Yasmine Dabbous
The Liberty to Protest, the Protest for Liberty

No.5 of six photographic artworks printed on cardboard, 29.7x 42 cm each
$300 each

This photographic work is a protest against the Lebanese government's use and abuse of the corona virus crisis to crush the country's burgeoning revolution.

The October 17 Revolution came in response to years of corruption and abuse of power, and to an increasing economic crisis. Two million people took to the streets in a country of four million, protesting against systematic theft at the highest level and increasing feelings of helplessness, hopelessness and deprivation.

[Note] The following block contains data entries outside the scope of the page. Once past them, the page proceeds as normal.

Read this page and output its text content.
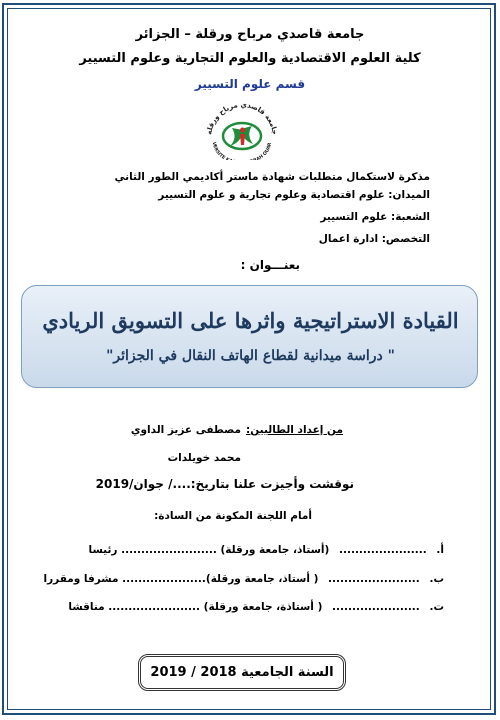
جامعة قاصدي مرباح ورقلة – الجزائر
كلية العلوم الاقتصادية والعلوم التجارية وعلوم التسيير
قسم علوم التسيير
جامعة قاصدي مرباح ورقلة
VERSITE AH OUAR
مذكرة لاستكمال متطلبات شهادة ماستر أكاديمي الطور الثاني
الميدان: علوم اقتصادية وعلوم تجارية و علوم التسيير
الشعبة: علوم التسيير
التخصص: ادارة اعمال
بعنـــوان :
القيادة الاستراتيجية واثرها على التسويق الريادي
" دراسة ميدانية لقطاع الهاتف النقال في الجزائر"
من إعداد الطالبين:
مصطفى عزيز الداوي
محمد خويلدات
نوقشت وأجيزت علنا بتاريخ:..../ جوان/2019
أمام اللجنة المكونة من السادة:
أ. ...................... (أستاذ، جامعة ورقلة) ........................ رئيسا
ب. ....................... ( أستاذ، جامعة ورقلة)..................... مشرفا ومقررا
ت. ...................... ( أستاذة، جامعة ورقلة) ....................... مناقشا
السنة الجامعية 2018 / 2019
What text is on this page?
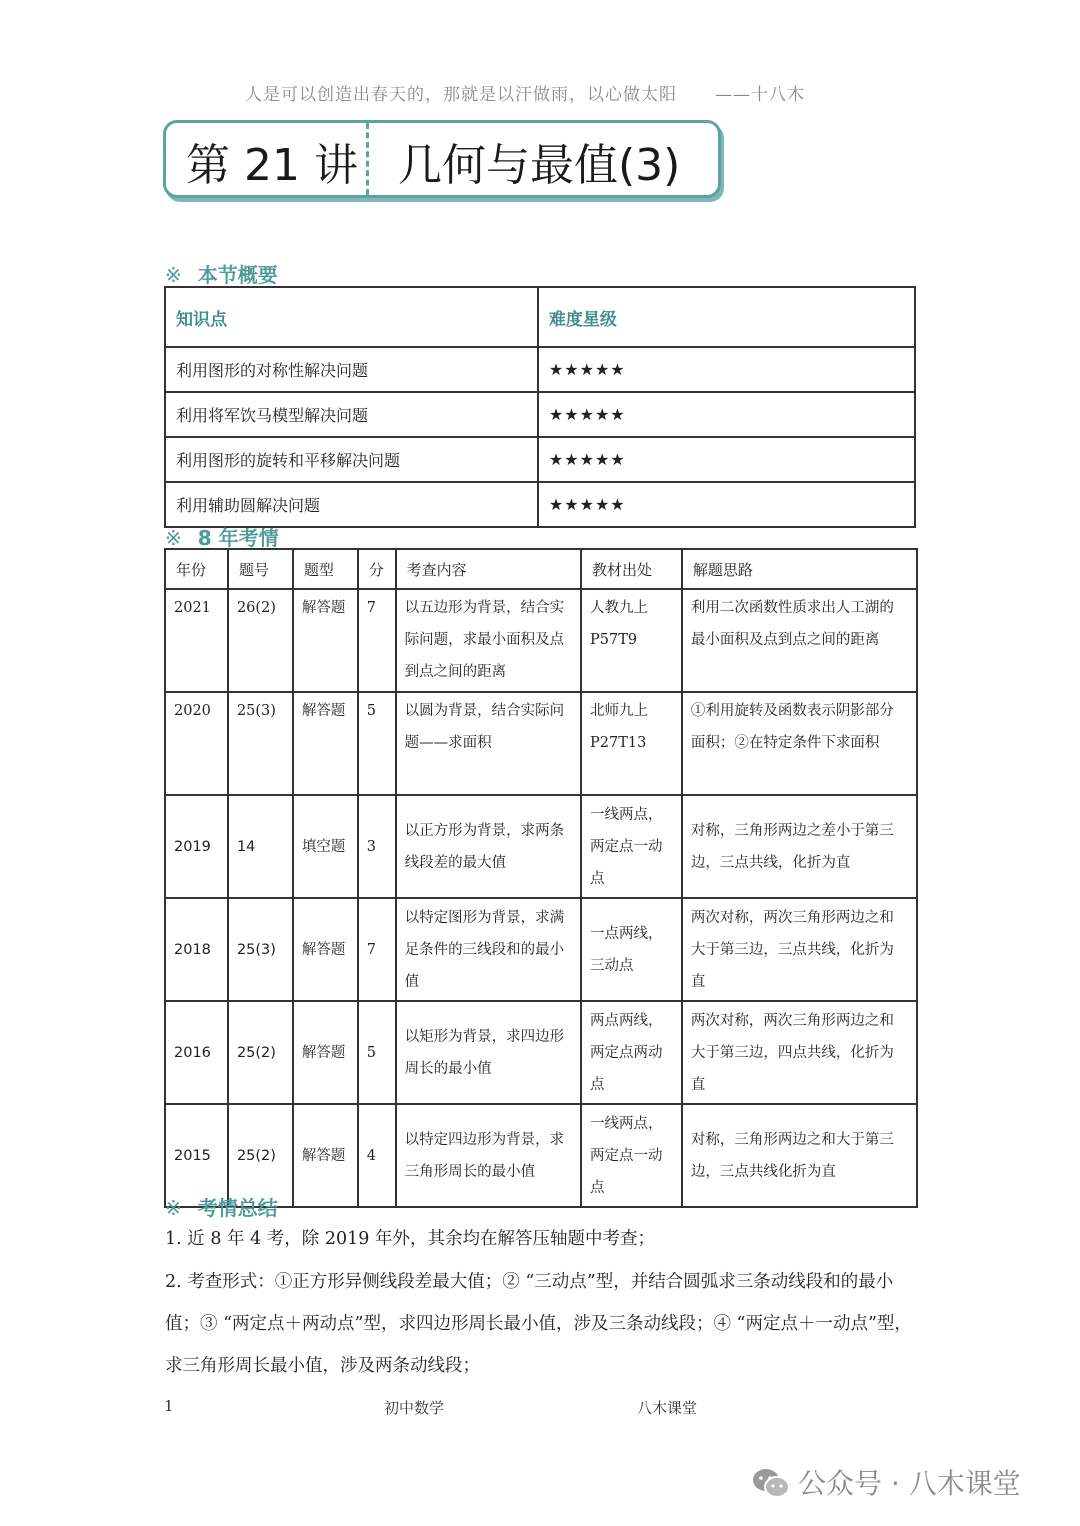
人是可以创造出春天的，那就是以汗做雨，以心做太阳 ——十八木
第 21 讲 几何与最值(3)
※ 本节概要
知识点	难度星级
利用图形的对称性解决问题	★★★★★
利用将军饮马模型解决问题	★★★★★
利用图形的旋转和平移解决问题	★★★★★
利用辅助圆解决问题	★★★★★
※ 8 年考情
年份	题号	题型	分	考查内容	教材出处	解题思路
2021	26(2)	解答题	7	以五边形为背景，结合实际问题，求最小面积及点到点之间的距离	人教九上P57T9	利用二次函数性质求出人工湖的最小面积及点到点之间的距离
2020	25(3)	解答题	5	以圆为背景，结合实际问题——求面积	北师九上P27T13	①利用旋转及函数表示阴影部分面积；②在特定条件下求面积
2019	14	填空题	3	以正方形为背景，求两条线段差的最大值	一线两点，两定点一动点	对称，三角形两边之差小于第三边，三点共线，化折为直
2018	25(3)	解答题	7	以特定图形为背景，求满足条件的三线段和的最小值	一点两线，三动点	两次对称，两次三角形两边之和大于第三边，三点共线，化折为直
2016	25(2)	解答题	5	以矩形为背景，求四边形周长的最小值	两点两线，两定点两动点	两次对称，两次三角形两边之和大于第三边，四点共线，化折为直
2015	25(2)	解答题	4	以特定四边形为背景，求三角形周长的最小值	一线两点，两定点一动点	对称，三角形两边之和大于第三边，三点共线化折为直
※ 考情总结
1. 近 8 年 4 考，除 2019 年外，其余均在解答压轴题中考查；
2. 考查形式：①正方形异侧线段差最大值；② “三动点”型，并结合圆弧求三条动线段和的最小值；③ “两定点＋两动点”型，求四边形周长最小值，涉及三条动线段；④ “两定点＋一动点”型，求三角形周长最小值，涉及两条动线段；
1	初中数学	八木课堂
公众号 · 八木课堂
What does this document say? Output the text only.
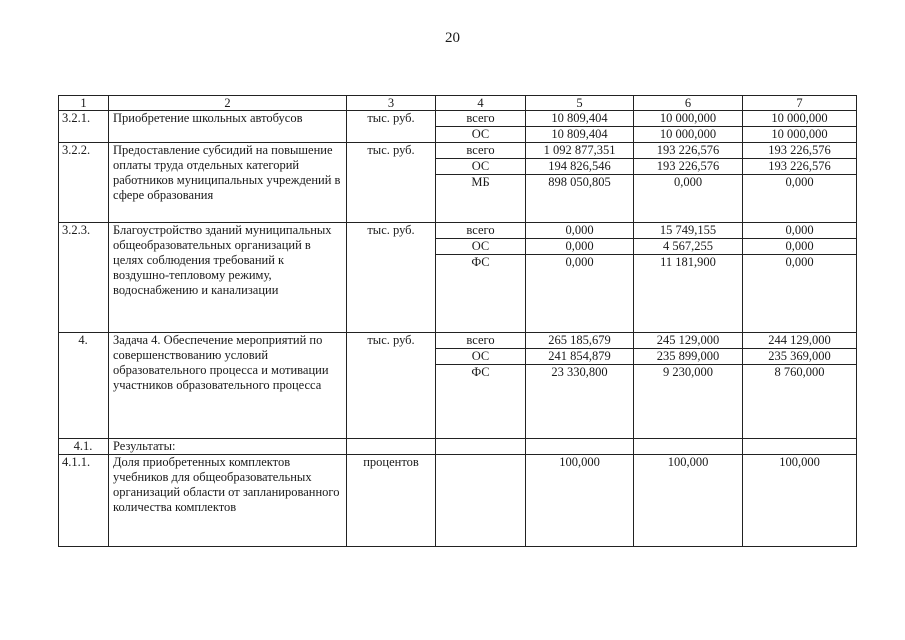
20
1	2	3	4	5	6	7
3.2.1.	Приобретение школьных автобусов	тыс. руб.	всего	10 809,404	10 000,000	10 000,000
			ОС	10 809,404	10 000,000	10 000,000
3.2.2.	Предоставление субсидий на повышение оплаты труда отдельных категорий работников муниципальных учреждений в сфере образования	тыс. руб.	всего	1 092 877,351	193 226,576	193 226,576
			ОС	194 826,546	193 226,576	193 226,576
			МБ	898 050,805	0,000	0,000
3.2.3.	Благоустройство зданий муниципальных общеобразовательных организаций в целях соблюдения требований к воздушно-тепловому режиму, водоснабжению и канализации	тыс. руб.	всего	0,000	15 749,155	0,000
			ОС	0,000	4 567,255	0,000
			ФС	0,000	11 181,900	0,000
4.	Задача 4. Обеспечение мероприятий по совершенствованию условий образовательного процесса и мотивации участников образовательного процесса	тыс. руб.	всего	265 185,679	245 129,000	244 129,000
			ОС	241 854,879	235 899,000	235 369,000
			ФС	23 330,800	9 230,000	8 760,000
4.1.	Результаты:					
4.1.1.	Доля приобретенных комплектов учебников для общеобразовательных организаций области от запланированного количества комплектов	процентов		100,000	100,000	100,000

COVID-19 came right in time. While television stations, funded and supported by political parties, broadcast fear mongering programs and reports about COVID-19, the Lebanese government ordered a total lockdown early on and proceeded, meanwhile, to arrest protesters, destroy the tents of dissenters in Downtown Beirut, pass a series of controversial laws and decisions, and make a variety of public appointments to consolidate its power. The lockdown came at a time of financial meltdown, driving an already declining economy to the abyss.

I took these photographs with the help of my husband during the height of the lockdown, opting for a position of protest, liberty and defiance both against the government and against the enforced lockdown. Ihave chosen to lie on the asphalt when most people were hiding at home to reclaim my right to protest and to express the idea that political abuse is more perilous than the virus.